Just the image of the Warden’s House as nothing but a gaping burned-out shell was enough to put a bit of gooseflesh on my arms. Maybe it was the cold, because even though it was June I was still freezing, that made me shiver. Whatever the reason, my experience on Alcatraz was definitely worth it. The chilly ride over to the island, to the huge warning sign stating that I was entering a Federal Penitentiary, and the craggy voiced former inmates narrating the tour in my audio headset, all made the creep factor rise. If you’ve been to San Francisco and looked across the bay to Alcatraz, and you’ve never been—take the ferry and get over there. My only warning: don’t go at night. Daytime is scary enough.

Spooky with or without killers and murders.  Photo Credit: Dustin Gaffke under a Creative Commons Attribution 2.0 Generic License.

Spooky with or without killers and murders.
Photo Credit: Dustin Gaffke under a Creative Commons Attribution 2.0 Generic License.

There was a time in my life when I searched for ghosts in Hawai‘i.
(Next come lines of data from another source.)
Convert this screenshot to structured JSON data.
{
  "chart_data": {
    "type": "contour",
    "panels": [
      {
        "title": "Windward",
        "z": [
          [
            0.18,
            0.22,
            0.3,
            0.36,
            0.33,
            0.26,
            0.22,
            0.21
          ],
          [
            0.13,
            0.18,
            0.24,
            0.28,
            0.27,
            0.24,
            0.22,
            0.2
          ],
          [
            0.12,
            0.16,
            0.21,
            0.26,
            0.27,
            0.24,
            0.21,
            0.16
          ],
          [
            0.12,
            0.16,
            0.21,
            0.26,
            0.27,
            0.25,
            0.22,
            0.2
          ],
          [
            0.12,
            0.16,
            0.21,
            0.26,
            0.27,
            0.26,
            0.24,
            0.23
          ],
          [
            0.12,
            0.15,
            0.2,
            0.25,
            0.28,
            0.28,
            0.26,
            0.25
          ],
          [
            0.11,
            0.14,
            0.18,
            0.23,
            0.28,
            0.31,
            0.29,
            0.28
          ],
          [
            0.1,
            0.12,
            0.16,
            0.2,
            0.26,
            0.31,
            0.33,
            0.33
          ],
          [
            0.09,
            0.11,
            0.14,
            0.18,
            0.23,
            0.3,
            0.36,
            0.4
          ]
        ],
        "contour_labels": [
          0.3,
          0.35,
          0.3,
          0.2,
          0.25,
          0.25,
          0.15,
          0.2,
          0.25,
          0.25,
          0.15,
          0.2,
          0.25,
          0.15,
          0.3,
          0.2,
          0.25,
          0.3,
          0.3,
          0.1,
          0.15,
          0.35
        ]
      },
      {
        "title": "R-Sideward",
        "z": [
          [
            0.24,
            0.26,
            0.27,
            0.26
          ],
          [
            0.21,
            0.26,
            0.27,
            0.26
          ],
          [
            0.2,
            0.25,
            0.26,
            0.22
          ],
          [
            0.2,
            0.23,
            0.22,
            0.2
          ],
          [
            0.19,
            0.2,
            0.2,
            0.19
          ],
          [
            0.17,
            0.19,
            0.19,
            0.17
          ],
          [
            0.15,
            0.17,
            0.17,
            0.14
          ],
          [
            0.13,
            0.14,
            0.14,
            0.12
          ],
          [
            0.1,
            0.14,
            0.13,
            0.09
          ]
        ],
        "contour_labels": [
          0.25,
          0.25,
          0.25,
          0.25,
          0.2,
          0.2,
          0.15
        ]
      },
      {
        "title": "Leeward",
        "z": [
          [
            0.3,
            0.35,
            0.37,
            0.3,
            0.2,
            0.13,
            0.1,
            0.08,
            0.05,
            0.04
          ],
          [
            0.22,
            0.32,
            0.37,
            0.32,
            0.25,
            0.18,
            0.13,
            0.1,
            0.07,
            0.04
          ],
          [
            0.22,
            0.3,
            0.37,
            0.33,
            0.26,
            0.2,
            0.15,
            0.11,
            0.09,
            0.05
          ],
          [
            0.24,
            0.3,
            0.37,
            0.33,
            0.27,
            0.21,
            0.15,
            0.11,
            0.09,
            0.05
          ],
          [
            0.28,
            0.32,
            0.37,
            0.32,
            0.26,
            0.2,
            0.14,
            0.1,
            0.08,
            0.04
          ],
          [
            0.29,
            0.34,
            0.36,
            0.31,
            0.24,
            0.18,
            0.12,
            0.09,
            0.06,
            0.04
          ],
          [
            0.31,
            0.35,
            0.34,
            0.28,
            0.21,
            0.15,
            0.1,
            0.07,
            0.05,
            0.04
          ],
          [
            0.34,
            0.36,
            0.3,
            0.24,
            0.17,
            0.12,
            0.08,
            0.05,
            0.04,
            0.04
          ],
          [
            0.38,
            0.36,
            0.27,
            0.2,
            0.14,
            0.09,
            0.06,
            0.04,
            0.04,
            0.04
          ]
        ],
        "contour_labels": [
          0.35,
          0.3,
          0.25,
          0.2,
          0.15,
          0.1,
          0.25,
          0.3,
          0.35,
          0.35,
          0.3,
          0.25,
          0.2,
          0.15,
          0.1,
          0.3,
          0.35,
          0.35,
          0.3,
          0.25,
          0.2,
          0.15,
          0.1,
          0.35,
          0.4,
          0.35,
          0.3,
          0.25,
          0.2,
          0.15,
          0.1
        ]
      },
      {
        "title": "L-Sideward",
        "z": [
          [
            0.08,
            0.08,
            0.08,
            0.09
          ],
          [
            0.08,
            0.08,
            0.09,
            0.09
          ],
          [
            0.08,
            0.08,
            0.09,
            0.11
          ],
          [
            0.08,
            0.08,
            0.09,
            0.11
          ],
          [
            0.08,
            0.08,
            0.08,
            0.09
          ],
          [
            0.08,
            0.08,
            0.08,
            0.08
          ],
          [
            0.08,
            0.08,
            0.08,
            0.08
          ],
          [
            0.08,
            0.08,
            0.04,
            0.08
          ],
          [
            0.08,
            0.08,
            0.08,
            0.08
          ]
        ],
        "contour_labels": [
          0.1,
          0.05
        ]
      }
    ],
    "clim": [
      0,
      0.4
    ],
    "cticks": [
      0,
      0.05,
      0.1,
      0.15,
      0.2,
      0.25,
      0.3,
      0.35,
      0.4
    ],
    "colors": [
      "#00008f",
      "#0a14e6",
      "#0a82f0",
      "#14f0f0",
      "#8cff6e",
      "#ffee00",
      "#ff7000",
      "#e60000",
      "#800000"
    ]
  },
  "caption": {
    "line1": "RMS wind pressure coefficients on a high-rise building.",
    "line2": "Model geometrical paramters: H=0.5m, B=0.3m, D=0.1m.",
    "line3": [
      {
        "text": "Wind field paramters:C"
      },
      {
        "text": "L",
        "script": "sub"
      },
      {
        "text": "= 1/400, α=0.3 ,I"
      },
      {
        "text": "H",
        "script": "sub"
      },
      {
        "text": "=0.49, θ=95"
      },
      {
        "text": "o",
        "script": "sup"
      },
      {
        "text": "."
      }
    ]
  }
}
It was a strange fascination, probably stemming from the fact that my brother and my mother have had unusual experiences in our family home, but I had not. I guess it’s the same as how a watched pot never boils. I went looking, and they went on hiding. So going on a ghost tour in Hawaiʻi was always top of my list of “things to do.”

Lopaka Kapanui is the man behind Mysteries of Honolulu. Kapanui’s popular tours include walking and trolley tours of Honolulu, as well as smaller towns on the island of Oʻahu. In the next few months, he plans on also taking small groups of people on tours to the neighbor islands when he launches Mysteries of Hawaiʻi.
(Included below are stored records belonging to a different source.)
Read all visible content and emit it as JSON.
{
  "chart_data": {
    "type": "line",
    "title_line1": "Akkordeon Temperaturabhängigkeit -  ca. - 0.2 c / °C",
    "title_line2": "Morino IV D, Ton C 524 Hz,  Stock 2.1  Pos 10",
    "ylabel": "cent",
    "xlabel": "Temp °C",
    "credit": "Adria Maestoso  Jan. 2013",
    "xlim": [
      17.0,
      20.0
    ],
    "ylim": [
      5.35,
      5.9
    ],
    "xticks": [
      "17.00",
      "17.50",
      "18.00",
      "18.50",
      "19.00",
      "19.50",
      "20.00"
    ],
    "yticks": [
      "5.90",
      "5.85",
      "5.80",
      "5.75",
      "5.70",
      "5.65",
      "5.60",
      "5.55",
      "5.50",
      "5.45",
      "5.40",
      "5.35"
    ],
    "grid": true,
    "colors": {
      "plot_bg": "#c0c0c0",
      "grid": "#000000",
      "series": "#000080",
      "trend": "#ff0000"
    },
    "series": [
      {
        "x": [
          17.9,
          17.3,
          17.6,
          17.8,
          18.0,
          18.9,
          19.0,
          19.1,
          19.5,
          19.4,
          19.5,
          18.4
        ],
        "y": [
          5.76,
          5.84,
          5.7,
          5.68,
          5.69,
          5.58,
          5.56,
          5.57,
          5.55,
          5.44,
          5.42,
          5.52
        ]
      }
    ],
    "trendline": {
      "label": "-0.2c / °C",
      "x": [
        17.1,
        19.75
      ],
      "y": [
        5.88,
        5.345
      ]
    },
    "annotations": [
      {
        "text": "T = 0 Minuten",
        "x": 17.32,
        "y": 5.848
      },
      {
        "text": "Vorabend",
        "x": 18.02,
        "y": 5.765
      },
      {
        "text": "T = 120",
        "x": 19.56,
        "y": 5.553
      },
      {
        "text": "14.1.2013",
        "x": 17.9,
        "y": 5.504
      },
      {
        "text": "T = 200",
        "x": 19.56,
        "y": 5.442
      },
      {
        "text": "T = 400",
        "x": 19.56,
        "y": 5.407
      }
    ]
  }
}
Haunted Hawaiian Nights with a real Hawaiian.  Photo Credit: Lopaka Kapanui

Haunted Hawaiian Nights with a real Hawaiian.
Photo Credit: Lopaka Kapanui

Kapanui learned all he knows, not only from his own experiences, but also from the stories collected by his mentor, Hawai‘i historian and folklorist, Glen Grant. In the 90’s Grant started taking folks on walking tours of Honolulu and on trolley rides around the island. My first tour in Hawai‘i was on the Honolulu trolley tour, where Grant told ghost stories and folklore non-stop for four hours. I was so scared I think I cried for three of those hours. Not sobbing or anything that dramatic—just tears of fear streaming down my face.

It’s one thing to hear about Hawaiian gods and goddesses coming back as huge giants or old crones who can light cigarettes with a fiery palm, or to hear about a long dead queen playing with a lost child just steps from her own memorial statue, but to also hear obake stories, about the aswang (a hag or vampire of the Philippines), and more versions of Hawaiian spirits re-walking their once earthly paths, are not only fascinating, but terrifying. Because I live where those stories take place. When I’m in San Francisco or New Orleans, those stories get left behind. But in Hawai‘i—I drive by, work near, and play at the same places these spirits seem to inhabit.

According to Kapanui— children’s voices have been heard calling people by their first names from inside this downtown Honolulu cemetery. Photo Credit: Lopaka Kapanui

According to Kapanui— children’s voices have been heard calling people by their first names from inside this downtown Honolulu cemetery.
Photo Credit: Lopaka Kapanui

Kapanui will tell you not to worry, but make sure you don’t take a memento with you from the tour. Leave your flowers, your rocks, your fear behind. This is one tour you don’t get any lagniappe—unless you want a new friend sleeping next to you when you get back to your hotel. I know several hotels in Waikiki who would welcome you—as well as your guest—if they don’t have a few spare spirits checked in already.

But like I said, ghosts don’t ever visit me. I promise. Perhaps one day, when I’m walking through Chicago on a tour of the waterfront, or in the Seattle Underground, or in any city around the world that offers tours of their local haunts, I might see something. And if I do, I’m not sure my fascination will ever end. Would yours?